An example of filtered (SNPs cluster filter) and unfiltered false variant calls:

An example of true variants that were filtered (false negatives). As explained in text, there is a tradeoff that comes with applying filters:

Known issues

There are a few known issues; one is that the allelic ratio is problematic. In many heterozygous sites, even if we can see in the RNAseq data both alleles that are present in the DNA, the ratio between the number of reads with the different alleles is far from 0.5, and thus the HaplotypeCaller (or any caller that expects a diploid genome) will miss that call. A DNA-aware mode of the caller might be able to fix such cases (which may be candidates also for downstream analysis of allele specific expression).

Although our new tool (splitNCigarReads) cleans many false positive calls that are caused by splicing inaccuracies by the aligners, we still call some false variants for that same reason, as can be seen in the example below. Some of those errors might be fixed in future versions of the pipeline with more sophisticated filters, with another realignment step in those regions, or by making the caller aware of splice positions.

As stated previously, we will continue to improve the tools and process over time. We have plans to improve the splitting/clipping functionalities, improve true positive and minimize false positive rates, as well as developing statistical filtering (i.e. variant recalibration) recommendations.

We also plan to add functionality to process DNAseq and RNAseq data from the same samples simultaneously, in order to facilitate analyses of post-transcriptional processes. Future extensions to the HaplotypeCaller will provide this functionality, which will require both DNAseq and RNAseq in order to produce the best results. Finally, we are also looking at solutions for measuring differential expression of alleles.
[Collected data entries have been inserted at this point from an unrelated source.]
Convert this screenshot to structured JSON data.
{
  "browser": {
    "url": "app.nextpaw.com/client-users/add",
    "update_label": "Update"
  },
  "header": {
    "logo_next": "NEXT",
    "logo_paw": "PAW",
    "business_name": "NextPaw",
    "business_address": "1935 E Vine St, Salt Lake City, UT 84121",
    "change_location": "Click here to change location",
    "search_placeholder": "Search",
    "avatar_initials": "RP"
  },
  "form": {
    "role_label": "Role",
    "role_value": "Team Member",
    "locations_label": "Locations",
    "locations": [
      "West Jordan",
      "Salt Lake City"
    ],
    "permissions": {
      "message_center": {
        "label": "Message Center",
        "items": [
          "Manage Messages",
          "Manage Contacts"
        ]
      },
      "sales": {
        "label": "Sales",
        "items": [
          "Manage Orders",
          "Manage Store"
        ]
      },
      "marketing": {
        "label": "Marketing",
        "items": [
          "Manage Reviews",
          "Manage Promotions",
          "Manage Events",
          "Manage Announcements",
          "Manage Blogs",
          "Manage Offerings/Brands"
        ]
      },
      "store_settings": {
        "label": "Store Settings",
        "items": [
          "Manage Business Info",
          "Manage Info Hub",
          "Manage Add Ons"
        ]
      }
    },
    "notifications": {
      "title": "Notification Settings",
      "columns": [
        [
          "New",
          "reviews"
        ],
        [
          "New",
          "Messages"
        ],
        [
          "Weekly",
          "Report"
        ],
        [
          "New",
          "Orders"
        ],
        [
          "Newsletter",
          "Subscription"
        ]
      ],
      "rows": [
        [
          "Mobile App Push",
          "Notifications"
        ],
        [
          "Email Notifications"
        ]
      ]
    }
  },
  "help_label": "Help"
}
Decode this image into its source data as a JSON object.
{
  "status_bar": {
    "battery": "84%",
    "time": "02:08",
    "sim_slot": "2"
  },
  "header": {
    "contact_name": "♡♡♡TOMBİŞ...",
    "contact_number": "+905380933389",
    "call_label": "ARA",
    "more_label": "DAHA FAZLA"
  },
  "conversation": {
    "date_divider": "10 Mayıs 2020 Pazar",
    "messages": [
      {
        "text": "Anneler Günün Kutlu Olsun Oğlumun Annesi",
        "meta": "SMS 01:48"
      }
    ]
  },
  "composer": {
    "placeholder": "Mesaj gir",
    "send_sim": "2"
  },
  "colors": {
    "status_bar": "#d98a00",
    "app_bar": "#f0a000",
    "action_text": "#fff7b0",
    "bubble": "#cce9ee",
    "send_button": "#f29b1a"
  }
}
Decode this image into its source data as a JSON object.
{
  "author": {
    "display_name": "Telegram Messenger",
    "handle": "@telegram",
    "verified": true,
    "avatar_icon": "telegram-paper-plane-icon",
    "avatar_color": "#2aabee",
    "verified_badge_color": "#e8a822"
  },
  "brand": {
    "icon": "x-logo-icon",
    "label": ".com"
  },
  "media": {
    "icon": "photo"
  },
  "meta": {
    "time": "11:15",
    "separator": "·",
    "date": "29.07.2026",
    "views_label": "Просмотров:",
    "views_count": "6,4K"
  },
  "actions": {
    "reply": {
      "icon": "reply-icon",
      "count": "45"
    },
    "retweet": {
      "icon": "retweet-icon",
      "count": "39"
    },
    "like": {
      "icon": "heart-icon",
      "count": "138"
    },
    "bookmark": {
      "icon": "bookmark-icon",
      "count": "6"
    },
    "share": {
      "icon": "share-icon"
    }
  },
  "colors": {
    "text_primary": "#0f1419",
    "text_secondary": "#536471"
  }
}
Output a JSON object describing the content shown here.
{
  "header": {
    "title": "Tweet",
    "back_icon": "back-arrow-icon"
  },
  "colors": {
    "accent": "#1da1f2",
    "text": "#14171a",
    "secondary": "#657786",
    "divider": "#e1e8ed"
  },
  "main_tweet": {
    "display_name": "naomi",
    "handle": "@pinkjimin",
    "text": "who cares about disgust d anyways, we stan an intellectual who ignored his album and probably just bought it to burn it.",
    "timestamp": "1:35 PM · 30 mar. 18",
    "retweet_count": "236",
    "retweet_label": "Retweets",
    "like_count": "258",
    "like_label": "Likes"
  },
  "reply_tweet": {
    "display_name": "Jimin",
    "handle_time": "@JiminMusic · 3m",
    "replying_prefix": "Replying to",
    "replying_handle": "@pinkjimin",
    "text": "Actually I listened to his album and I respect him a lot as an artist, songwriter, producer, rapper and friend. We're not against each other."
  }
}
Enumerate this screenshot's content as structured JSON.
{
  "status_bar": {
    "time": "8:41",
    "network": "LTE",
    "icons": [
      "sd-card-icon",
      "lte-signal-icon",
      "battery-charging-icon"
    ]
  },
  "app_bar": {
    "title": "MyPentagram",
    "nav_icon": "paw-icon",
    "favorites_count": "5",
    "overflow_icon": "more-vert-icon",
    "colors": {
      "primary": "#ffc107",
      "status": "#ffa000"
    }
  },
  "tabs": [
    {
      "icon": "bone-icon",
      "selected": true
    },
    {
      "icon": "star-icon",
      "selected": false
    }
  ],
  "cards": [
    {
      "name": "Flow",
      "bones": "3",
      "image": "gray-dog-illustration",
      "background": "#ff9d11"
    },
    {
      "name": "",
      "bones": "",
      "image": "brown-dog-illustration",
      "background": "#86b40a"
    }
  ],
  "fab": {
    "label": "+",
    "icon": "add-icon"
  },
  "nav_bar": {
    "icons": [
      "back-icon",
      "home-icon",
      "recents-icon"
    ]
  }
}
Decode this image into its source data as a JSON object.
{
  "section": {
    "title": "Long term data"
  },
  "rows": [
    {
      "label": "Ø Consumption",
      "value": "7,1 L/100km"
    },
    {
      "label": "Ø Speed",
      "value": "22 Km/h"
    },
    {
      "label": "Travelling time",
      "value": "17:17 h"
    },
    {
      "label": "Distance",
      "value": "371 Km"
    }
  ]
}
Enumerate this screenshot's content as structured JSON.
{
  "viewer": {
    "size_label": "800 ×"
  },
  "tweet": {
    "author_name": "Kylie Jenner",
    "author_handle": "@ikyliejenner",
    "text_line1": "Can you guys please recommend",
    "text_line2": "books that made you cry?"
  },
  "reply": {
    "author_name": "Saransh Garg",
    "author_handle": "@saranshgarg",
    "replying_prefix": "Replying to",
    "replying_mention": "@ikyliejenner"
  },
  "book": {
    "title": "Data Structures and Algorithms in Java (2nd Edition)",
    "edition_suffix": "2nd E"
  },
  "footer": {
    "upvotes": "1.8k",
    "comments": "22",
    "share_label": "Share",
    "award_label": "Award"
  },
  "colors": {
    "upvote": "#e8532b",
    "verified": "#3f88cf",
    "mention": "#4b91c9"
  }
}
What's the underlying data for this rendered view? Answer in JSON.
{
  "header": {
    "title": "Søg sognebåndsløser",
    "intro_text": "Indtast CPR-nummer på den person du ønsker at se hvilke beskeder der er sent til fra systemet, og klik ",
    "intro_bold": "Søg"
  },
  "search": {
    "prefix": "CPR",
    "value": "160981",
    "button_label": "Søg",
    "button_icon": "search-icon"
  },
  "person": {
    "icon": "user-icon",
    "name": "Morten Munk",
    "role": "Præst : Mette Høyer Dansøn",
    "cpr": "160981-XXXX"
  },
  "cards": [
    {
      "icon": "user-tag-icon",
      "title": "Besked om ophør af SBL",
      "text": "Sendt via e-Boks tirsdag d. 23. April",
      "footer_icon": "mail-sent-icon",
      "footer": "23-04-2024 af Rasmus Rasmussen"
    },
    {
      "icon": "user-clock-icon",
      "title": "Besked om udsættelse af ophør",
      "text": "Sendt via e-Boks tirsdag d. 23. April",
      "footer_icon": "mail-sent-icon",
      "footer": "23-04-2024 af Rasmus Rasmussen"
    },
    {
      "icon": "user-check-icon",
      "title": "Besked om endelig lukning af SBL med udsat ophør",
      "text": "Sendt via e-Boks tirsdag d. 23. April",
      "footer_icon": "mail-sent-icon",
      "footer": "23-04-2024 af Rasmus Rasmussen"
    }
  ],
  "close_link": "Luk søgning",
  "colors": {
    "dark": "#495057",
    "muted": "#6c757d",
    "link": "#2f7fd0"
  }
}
[1] Pär G Engström et al. “Systematic evaluation of spliced alignment programs for RNA-seq data”. Nature Methods, 2013

NOTE: Questions about this document that were posted before June 2014 have been moved to this archival thread: http://gatkforums.broadinstitute.org/discussion/4709/questions-about-the-rnaseq-variant-discovery-workflow

↧

英国埃塞克斯大学（毕业证）英国大学毕业证毕业证硕士学位证Ｑ95634381成绩单样本

March 10, 2019, 7:26 pm

≫ Next: Does pathseq pipeline supports Ion Torrent data?

≪ Previous: Calling variants in RNAseq

(微信464571773),ＱＱ95634381诺丁汉大学（University of Nottingham毕业证，英国硕士学位证Ｑ78464162成绩单样本大学毕业证，英国学学位证，意大利大学成绩单大毕业证，代办英国大学毕业证证。仿真毕澳大利亚证，

`澳洲`文憑學位證`qq95634381`澳大利亚中央昆士兰大学畢業證成績單畢業證文憑學位證=Q95634381加拿大大学畢業證成績單.加拿大大学畢業證成績單成绩单样本制作，本科毕业证.制造成绩单．美国学历认证书.录取通知书，英国国外学历学位认证，使馆认证，留学人员证明，如果要办理请联系我们.诚信制作.质量三包.请放心办理．
制作程度

↧

Does pathseq pipeline supports Ion Torrent data?

March 10, 2019, 10:40 pm

≫ Next: The stop position is less than start for Broad.human.exome.b37.scattered.txt

≪ Previous: 英国埃塞克斯大学（毕业证）英国大学毕业证毕业证硕士学位证Ｑ95634381成绩单样本

I could see that pathseq has been tested using data generated on Illumina platform. Does pathseq pipeline supports Ion Torrent data?

↧

The stop position is less than start for Broad.human.exome.b37.scattered.txt

March 10, 2019, 11:33 pm

≫ Next: Hi，i ask a question about the accuracy of the gatk4.1 test process，as described below.

≪ Previous: Does pathseq pipeline supports Ion Torrent data?

I was running a test with the the gatk3 germline workflow (located at `gatk-workflows/gatk3-germline-snps-indels` on GitHub), but since I'm only interested in exome performance I used the `Broad.human.exome.b37.scattered.txt`, located at `gs://gatk-test-data/intervals/Broad.human.exome.b37.scattered.txt`, rather than the default intervals file.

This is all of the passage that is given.